Korupsi. Lima pimpinan KPK yang dipilih DPR (17/12/2015) yang ingin lebih
mengefektifkan upaya pencegahan, dari satu sisi tentu diapresiasi.
Namun, jangan
mengabaikan penindakan yang awalnya didasari hasil penyadapan. Transaksi suap
dan gratifikasi di ruang-ruang gelap hanya bisa dideteksi dan diungkap dengan
penyadapan. Sebelum ada KPK, tidak pernah terdengar ada kasus suap dibawa ke
pengadilan. Kenapa begitu, karena penyidik polisi dan kejaksaan dibatasi
wewenang penyadapannya yang harus mendapat izin.
Selain proses
administrasinya rumit dan lamban, juga informasi penyadapan bisa bocor.
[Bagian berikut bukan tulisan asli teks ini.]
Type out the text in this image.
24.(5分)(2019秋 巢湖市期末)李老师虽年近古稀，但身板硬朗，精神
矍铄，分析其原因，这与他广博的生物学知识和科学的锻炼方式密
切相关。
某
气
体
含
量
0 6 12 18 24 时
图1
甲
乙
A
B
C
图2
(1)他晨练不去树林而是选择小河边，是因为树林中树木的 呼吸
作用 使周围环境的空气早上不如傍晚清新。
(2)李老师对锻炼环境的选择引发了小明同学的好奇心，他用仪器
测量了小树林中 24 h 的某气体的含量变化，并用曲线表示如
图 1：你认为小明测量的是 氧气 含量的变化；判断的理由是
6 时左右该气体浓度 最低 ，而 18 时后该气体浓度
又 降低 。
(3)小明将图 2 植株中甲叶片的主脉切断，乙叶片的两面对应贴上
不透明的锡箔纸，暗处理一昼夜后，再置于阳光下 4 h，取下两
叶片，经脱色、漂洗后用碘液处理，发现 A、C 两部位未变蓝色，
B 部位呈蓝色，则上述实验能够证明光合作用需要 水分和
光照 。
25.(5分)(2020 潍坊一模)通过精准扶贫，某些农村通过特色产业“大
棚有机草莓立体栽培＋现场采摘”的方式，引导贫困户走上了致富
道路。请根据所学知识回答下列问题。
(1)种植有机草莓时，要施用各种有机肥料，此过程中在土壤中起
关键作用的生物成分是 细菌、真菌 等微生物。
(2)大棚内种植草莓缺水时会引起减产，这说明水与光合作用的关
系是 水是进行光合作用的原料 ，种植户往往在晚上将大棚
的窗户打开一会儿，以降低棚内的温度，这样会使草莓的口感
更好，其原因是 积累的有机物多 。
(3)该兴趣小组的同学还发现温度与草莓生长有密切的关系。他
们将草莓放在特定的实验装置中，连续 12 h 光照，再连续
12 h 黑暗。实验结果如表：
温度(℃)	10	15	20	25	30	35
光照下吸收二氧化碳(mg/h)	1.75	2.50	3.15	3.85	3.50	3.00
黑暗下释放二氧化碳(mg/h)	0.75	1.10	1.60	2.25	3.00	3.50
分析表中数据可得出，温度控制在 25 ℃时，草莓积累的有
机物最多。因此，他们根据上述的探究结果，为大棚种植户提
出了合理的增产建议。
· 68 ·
Saya
juga setuju penyadapan KPK diperbaiki agar lebih efektif, tetapi tidak
dibonsai dengan proses administrasi. Penyadapan harus dilakukan dengan
memerhatikanetika, tidakmenyalindan merekam pembicaraan orang yang bersifat
pribadi yang tidak ada kaitannya dengan perkara.
Begitu pula
pencegahan KPK yang masih lemah, juga perlu ditingkatkan. Pasal 13 UU KPK
mengatur tugas pencegahan yang harus diefektifkan. Pertama, pendaftaran dan
pemeriksaan laporan harta kekayaan penyelenggara negara. Harus ada sanksi
bagi penyelenggara negara yang lalai melaporkan harta kekayaannya. Kedua ,
menerima laporan dan menetapkan status gratifikasi.
KPK harus
memotivasi pegawai negeri dan penyelenggara negara bersikap jujur dalam
melaksanakan tugas dan kewajibannya. Itulah filosofi pengaturan gratifikasi,
bukan diarahkan pada penindakan semata. Ketiga, menyelenggarakan program
pendidikan antikorupsi pada jenjang pendidikan.
Di sini KPK
berkoordinasi dengan Kementerian Kebudayaan, Pendidikan Dasar, dan Menengah
untuk meramu kurikulum antikorupsi. Di perguruan tinggi misalnya mata kuliah
pemberantasan korupsi masih banyak yang tidak berdiri sendiri. Ia membonceng
pada mata kuliah ”Tindak Pidana Khusus” sehingga amat sedikit porsi
pembahasannya karena hanya diberikan dalam dua kali pertemuan. Keempat,
program sosialisasi dan kampanye antikorupsi.
Sebetulnya
KPK cukup intensif melakukan hal ini dengan melibatkan aktivis antikorupsi,
kampus, media massa, dan instansi pemerintah. Kelima, kerja sama bilateral
dan multilateral dalam upaya memberantas korupsi. Semua pola pencegahan
begitu penting disinergikan. Tetapi, lebih penting lagi kesungguhan setiap
institusi pemerintah dan swasta melakukan pencegahan di lingkungannya. Jangan
hanya berharap pada KPK.
Kepercayaan Publik
Penelitian Center for Strategic and International
Studies (CSIC) menyebut sebagian besar masyarakat menginginkan pemiskinan
para koruptor. Sebesar 92,4% responden setuju ketegasan hukum untuk
memiskinkan koruptor.
Sementara
hasil survei Indo Barometer menempatkan KPK sebagai institusi
penegakhukumyang” palingdipercaya publik”, disusul Tentara Nasional Indonesia
(TNI). Mengacu pada survei itu, tentu tidak keliru jika KPK dan TNI mendapat
tempat terhormat di hati publik. Setidaknya dua aspek yang mendasarinya.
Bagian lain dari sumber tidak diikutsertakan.